Mouvement 9

En croisière, à tra­vers le temps et ralen­ti. Le régime est monas­tique, mais sans aucun égard pour le péché, que nous pra­tiquons, Gala et moi, à bonne dose : bois­son, cris, sexe. Pour ce qui est de l’ho­raire, une norme s’est instal­lée. Elle fonc­tionne sans oblig­a­tion, demeure quelque peu floue si l’on avait à l’e­sprit, à la façon d’un suisse-alle­mand, de la maîtris­er sur hor­loge, mais elle est, jour après jour, hon­orée: dix, onze heures, midi par­fois, le réveil. Long café, longue douche.

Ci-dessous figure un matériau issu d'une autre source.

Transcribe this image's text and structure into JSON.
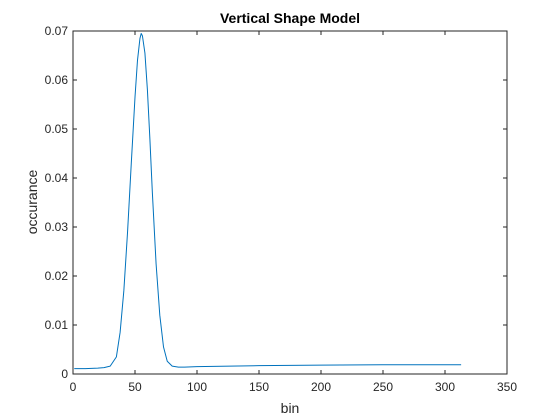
{
  "chart_data": {
    "type": "line",
    "title": "Vertical Shape Model",
    "xlabel": "bin",
    "ylabel": "occurance",
    "xlim": [
      0,
      350
    ],
    "ylim": [
      0,
      0.07
    ],
    "xticks": [
      "0",
      "50",
      "100",
      "150",
      "200",
      "250",
      "300",
      "350"
    ],
    "yticks": [
      "0",
      "0.01",
      "0.02",
      "0.03",
      "0.04",
      "0.05",
      "0.06",
      "0.07"
    ],
    "grid": false,
    "box": true,
    "line_color": "#0072BD",
    "series": [
      {
        "x": [
          1,
          10,
          20,
          25,
          30,
          35,
          38,
          41,
          44,
          47,
          50,
          52,
          54,
          55,
          56,
          58,
          60,
          62,
          64,
          67,
          70,
          73,
          76,
          80,
          85,
          90,
          100,
          150,
          200,
          250,
          313
        ],
        "values": [
          0.0011,
          0.0011,
          0.0012,
          0.0013,
          0.0016,
          0.0035,
          0.0085,
          0.017,
          0.029,
          0.043,
          0.0565,
          0.064,
          0.0685,
          0.0695,
          0.069,
          0.0655,
          0.058,
          0.048,
          0.037,
          0.0225,
          0.012,
          0.0055,
          0.0026,
          0.0016,
          0.0014,
          0.0014,
          0.0015,
          0.0017,
          0.0018,
          0.0019,
          0.0019
        ]
      }
    ]
  }
}
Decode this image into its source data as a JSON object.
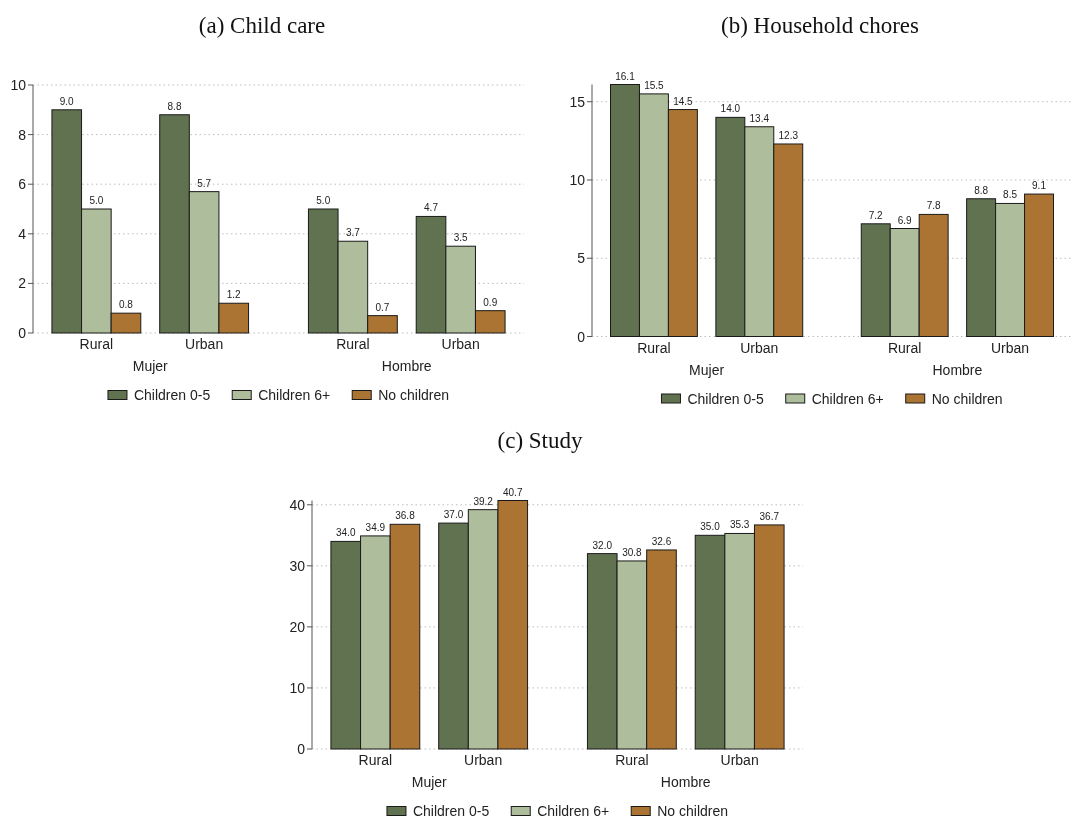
{
  "chart_data": [
    {
      "type": "bar",
      "title": "(a) Child care",
      "categories": [
        "Rural",
        "Urban",
        "Rural",
        "Urban"
      ],
      "annotations": [
        "Mujer",
        "Hombre"
      ],
      "series": [
        {
          "name": "Children 0-5",
          "color": "#617250",
          "values": [
            9.0,
            8.8,
            5.0,
            4.7
          ],
          "value_labels": [
            "9.0",
            "8.8",
            "5.0",
            "4.7"
          ]
        },
        {
          "name": "Children 6+",
          "color": "#aebd9b",
          "values": [
            5.0,
            5.7,
            3.7,
            3.5
          ],
          "value_labels": [
            "5.0",
            "5.7",
            "3.7",
            "3.5"
          ]
        },
        {
          "name": "No children",
          "color": "#ab7433",
          "values": [
            0.8,
            1.2,
            0.7,
            0.9
          ],
          "value_labels": [
            "0.8",
            "1.2",
            "0.7",
            "0.9"
          ]
        }
      ],
      "ylim": [
        0,
        10
      ],
      "yticks": [
        0,
        2,
        4,
        6,
        8,
        10
      ],
      "grid": "y",
      "legend": "bottom"
    },
    {
      "type": "bar",
      "title": "(b) Household chores",
      "categories": [
        "Rural",
        "Urban",
        "Rural",
        "Urban"
      ],
      "annotations": [
        "Mujer",
        "Hombre"
      ],
      "series": [
        {
          "name": "Children 0-5",
          "color": "#617250",
          "values": [
            16.1,
            14.0,
            7.2,
            8.8
          ],
          "value_labels": [
            "16.1",
            "14.0",
            "7.2",
            "8.8"
          ]
        },
        {
          "name": "Children 6+",
          "color": "#aebd9b",
          "values": [
            15.5,
            13.4,
            6.9,
            8.5
          ],
          "value_labels": [
            "15.5",
            "13.4",
            "6.9",
            "8.5"
          ]
        },
        {
          "name": "No children",
          "color": "#ab7433",
          "values": [
            14.5,
            12.3,
            7.8,
            9.1
          ],
          "value_labels": [
            "14.5",
            "12.3",
            "7.8",
            "9.1"
          ]
        }
      ],
      "ylim": [
        0,
        16.1
      ],
      "yticks": [
        0,
        5,
        10,
        15
      ],
      "grid": "y",
      "legend": "bottom"
    },
    {
      "type": "bar",
      "title": "(c) Study",
      "categories": [
        "Rural",
        "Urban",
        "Rural",
        "Urban"
      ],
      "annotations": [
        "Mujer",
        "Hombre"
      ],
      "series": [
        {
          "name": "Children 0-5",
          "color": "#617250",
          "values": [
            34.0,
            37.0,
            32.0,
            35.0
          ],
          "value_labels": [
            "34.0",
            "37.0",
            "32.0",
            "35.0"
          ]
        },
        {
          "name": "Children 6+",
          "color": "#aebd9b",
          "values": [
            34.9,
            39.2,
            30.8,
            35.3
          ],
          "value_labels": [
            "34.9",
            "39.2",
            "30.8",
            "35.3"
          ]
        },
        {
          "name": "No children",
          "color": "#ab7433",
          "values": [
            36.8,
            40.7,
            32.6,
            36.7
          ],
          "value_labels": [
            "36.8",
            "40.7",
            "32.6",
            "36.7"
          ]
        }
      ],
      "ylim": [
        0,
        40.7
      ],
      "yticks": [
        0,
        10,
        20,
        30,
        40
      ],
      "grid": "y",
      "legend": "bottom"
    }
  ]
}
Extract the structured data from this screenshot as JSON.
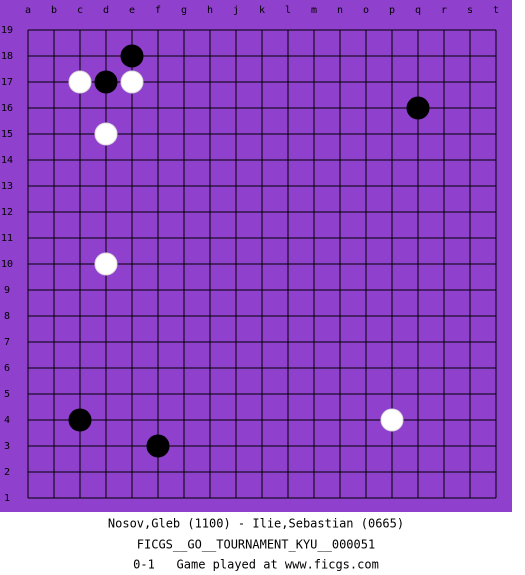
{
  "board": {
    "columns": [
      "a",
      "b",
      "c",
      "d",
      "e",
      "f",
      "g",
      "h",
      "j",
      "k",
      "l",
      "m",
      "n",
      "o",
      "p",
      "q",
      "r",
      "s",
      "t"
    ],
    "rows": [
      19,
      18,
      17,
      16,
      15,
      14,
      13,
      12,
      11,
      10,
      9,
      8,
      7,
      6,
      5,
      4,
      3,
      2,
      1
    ],
    "stones": [
      {
        "color": "black",
        "col": "e",
        "row": 18
      },
      {
        "color": "black",
        "col": "d",
        "row": 17
      },
      {
        "color": "white",
        "col": "c",
        "row": 17
      },
      {
        "color": "white",
        "col": "e",
        "row": 17
      },
      {
        "color": "black",
        "col": "q",
        "row": 16
      },
      {
        "color": "white",
        "col": "d",
        "row": 15
      },
      {
        "color": "white",
        "col": "d",
        "row": 10
      },
      {
        "color": "black",
        "col": "c",
        "row": 4
      },
      {
        "color": "white",
        "col": "p",
        "row": 4
      },
      {
        "color": "black",
        "col": "f",
        "row": 3
      }
    ]
  },
  "captions": {
    "players": "Nosov,Gleb (1100) - Ilie,Sebastian (0665)",
    "event": "FICGS__GO__TOURNAMENT_KYU__000051",
    "result": "0-1   Game played at www.ficgs.com"
  }
}
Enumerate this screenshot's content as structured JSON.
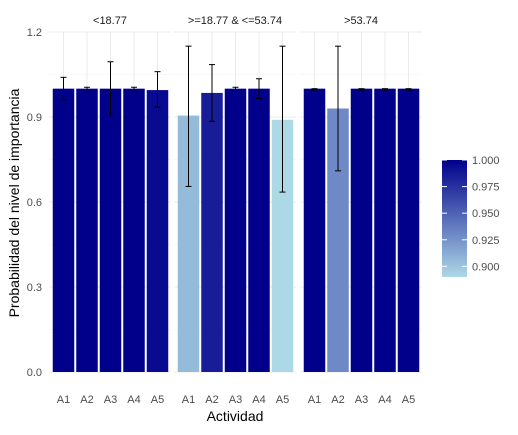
{
  "chart_data": {
    "type": "bar",
    "xlabel": "Actividad",
    "ylabel": "Probabilidad del nivel de importancia",
    "ylim": [
      0,
      1.2
    ],
    "y_ticks": [
      "0.0",
      "0.3",
      "0.6",
      "0.9",
      "1.2"
    ],
    "y_tick_values": [
      0,
      0.3,
      0.6,
      0.9,
      1.2
    ],
    "categories": [
      "A1",
      "A2",
      "A3",
      "A4",
      "A5"
    ],
    "panels": [
      {
        "label": "<18.77",
        "values": [
          1.0,
          1.0,
          1.0,
          1.0,
          0.995
        ],
        "err_low": [
          0.96,
          0.99,
          0.905,
          0.99,
          0.935
        ],
        "err_high": [
          1.04,
          1.005,
          1.095,
          1.005,
          1.06
        ]
      },
      {
        "label": ">=18.77 & <=53.74",
        "values": [
          0.905,
          0.985,
          1.0,
          1.0,
          0.89
        ],
        "err_low": [
          0.655,
          0.885,
          0.99,
          0.965,
          0.635
        ],
        "err_high": [
          1.15,
          1.085,
          1.005,
          1.035,
          1.15
        ]
      },
      {
        "label": ">53.74",
        "values": [
          1.0,
          0.93,
          1.0,
          1.0,
          1.0
        ],
        "err_low": [
          0.995,
          0.71,
          0.995,
          0.995,
          0.995
        ],
        "err_high": [
          1.0,
          1.15,
          1.0,
          1.0,
          1.0
        ]
      }
    ],
    "legend": {
      "ticks": [
        "1.000",
        "0.975",
        "0.950",
        "0.925",
        "0.900"
      ],
      "tick_values": [
        1.0,
        0.975,
        0.95,
        0.925,
        0.9
      ],
      "min": 0.89,
      "max": 1.0,
      "low_color": "#add8e6",
      "high_color": "#00008b",
      "placement": "right"
    },
    "grid": true
  }
}
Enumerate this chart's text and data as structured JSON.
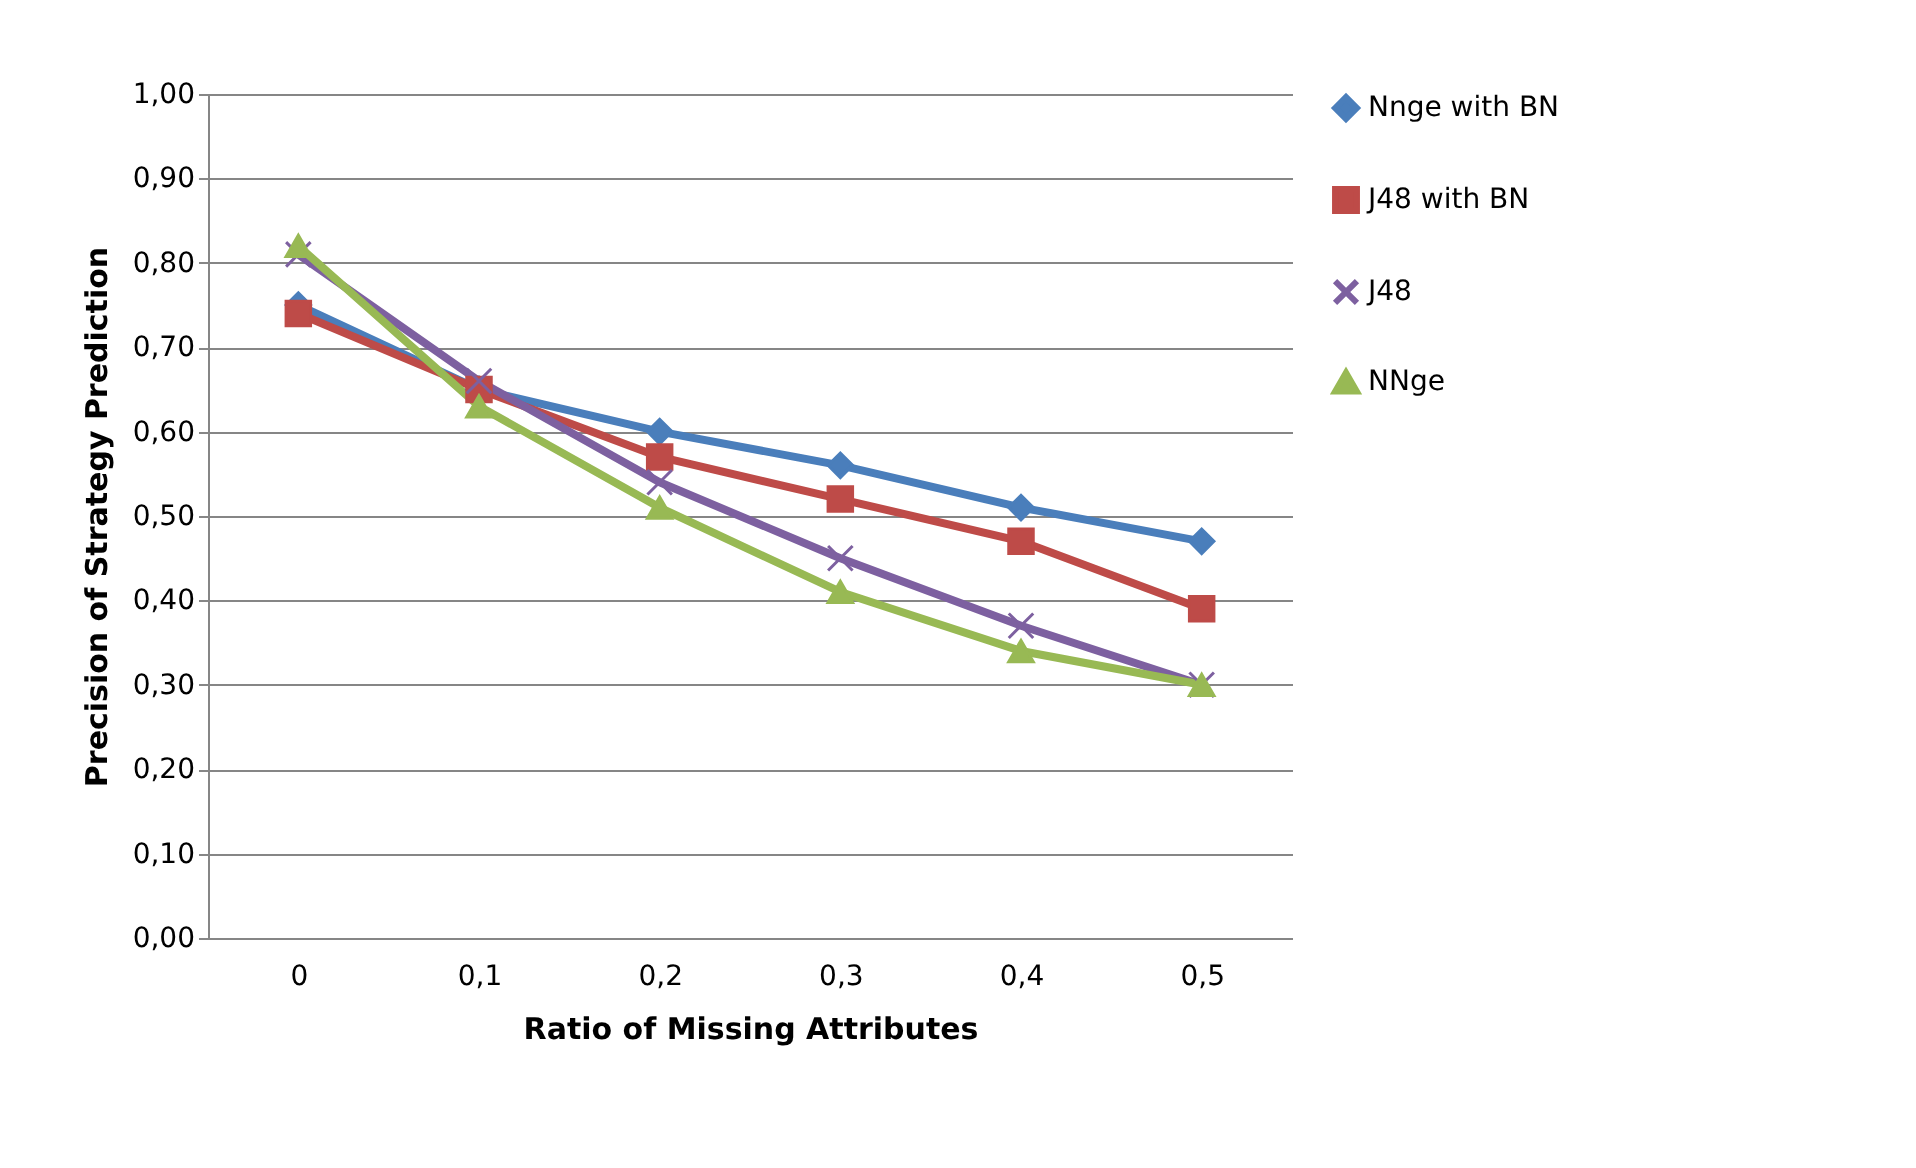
{
  "chart_data": {
    "type": "line",
    "xlabel": "Ratio of Missing Attributes",
    "ylabel": "Precision of Strategy Prediction",
    "categories": [
      "0",
      "0,1",
      "0,2",
      "0,3",
      "0,4",
      "0,5"
    ],
    "series": [
      {
        "name": "Nnge with BN",
        "color": "#4a7ebb",
        "marker": "diamond",
        "values": [
          0.75,
          0.65,
          0.6,
          0.56,
          0.51,
          0.47
        ]
      },
      {
        "name": "J48 with BN",
        "color": "#be4b48",
        "marker": "square",
        "values": [
          0.74,
          0.65,
          0.57,
          0.52,
          0.47,
          0.39
        ]
      },
      {
        "name": "J48",
        "color": "#7d60a0",
        "marker": "cross",
        "values": [
          0.81,
          0.66,
          0.54,
          0.45,
          0.37,
          0.3
        ]
      },
      {
        "name": "NNge",
        "color": "#98b954",
        "marker": "triangle",
        "values": [
          0.82,
          0.63,
          0.51,
          0.41,
          0.34,
          0.3
        ]
      }
    ],
    "ylim": [
      0,
      1
    ],
    "yticks": [
      {
        "value": 0,
        "label": "0,00"
      },
      {
        "value": 0.1,
        "label": "0,10"
      },
      {
        "value": 0.2,
        "label": "0,20"
      },
      {
        "value": 0.3,
        "label": "0,30"
      },
      {
        "value": 0.4,
        "label": "0,40"
      },
      {
        "value": 0.5,
        "label": "0,50"
      },
      {
        "value": 0.6,
        "label": "0,60"
      },
      {
        "value": 0.7,
        "label": "0,70"
      },
      {
        "value": 0.8,
        "label": "0,80"
      },
      {
        "value": 0.9,
        "label": "0,90"
      },
      {
        "value": 1,
        "label": "1,00"
      }
    ],
    "grid": "y",
    "legend": "right",
    "line_style": "solid"
  }
}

Je prends ensuite les nou­velles de la presse de pro­pa­gande (la con­tre-infor­ma­tion est réservée au soir, il faut dormir sur ses deux oreilles), puis je m’isole. Un bureau est impro­visé dans la pièce annexe. J’y ai trans­porté la table du bal­con, un usten­sile de métal ven­du par les grandes sur­faces, ces com­merçants crim­inels: autant dire, à peine penché sur mon tra­vail, j’ai mal au dos. La volon­té aidant, j’en­quête sur Ne Win, Than Shwe, Pyiny­ma et Naypy­itaw, la cap­i­tale de la Bir­manie, sujet de mon prochain livre. Puis je rejoins mon nou­veau copain syrien, fils d’un cadre du régime de Bachar. Ensem­ble, devant le sana­to­ri­um à façade blanc sucre, nous don­nons une heure de suite dans le cross-fit, les pilates et le shad­ow (l’arabe est ama­teur de lutte), après quoi je reviens au krav-maga, dis­ci­pline qui demeure pour moi tou­jours aus­si énig­ma­tique et périlleuse, bref dis­ci­pline de Juifs. De retour dans l’ap­parte­ment Sir­ius, je passe à la bière et, for­cé­ment, trois ou qua­tre litres passés dans le corps, peine à trou­ver le sommeil.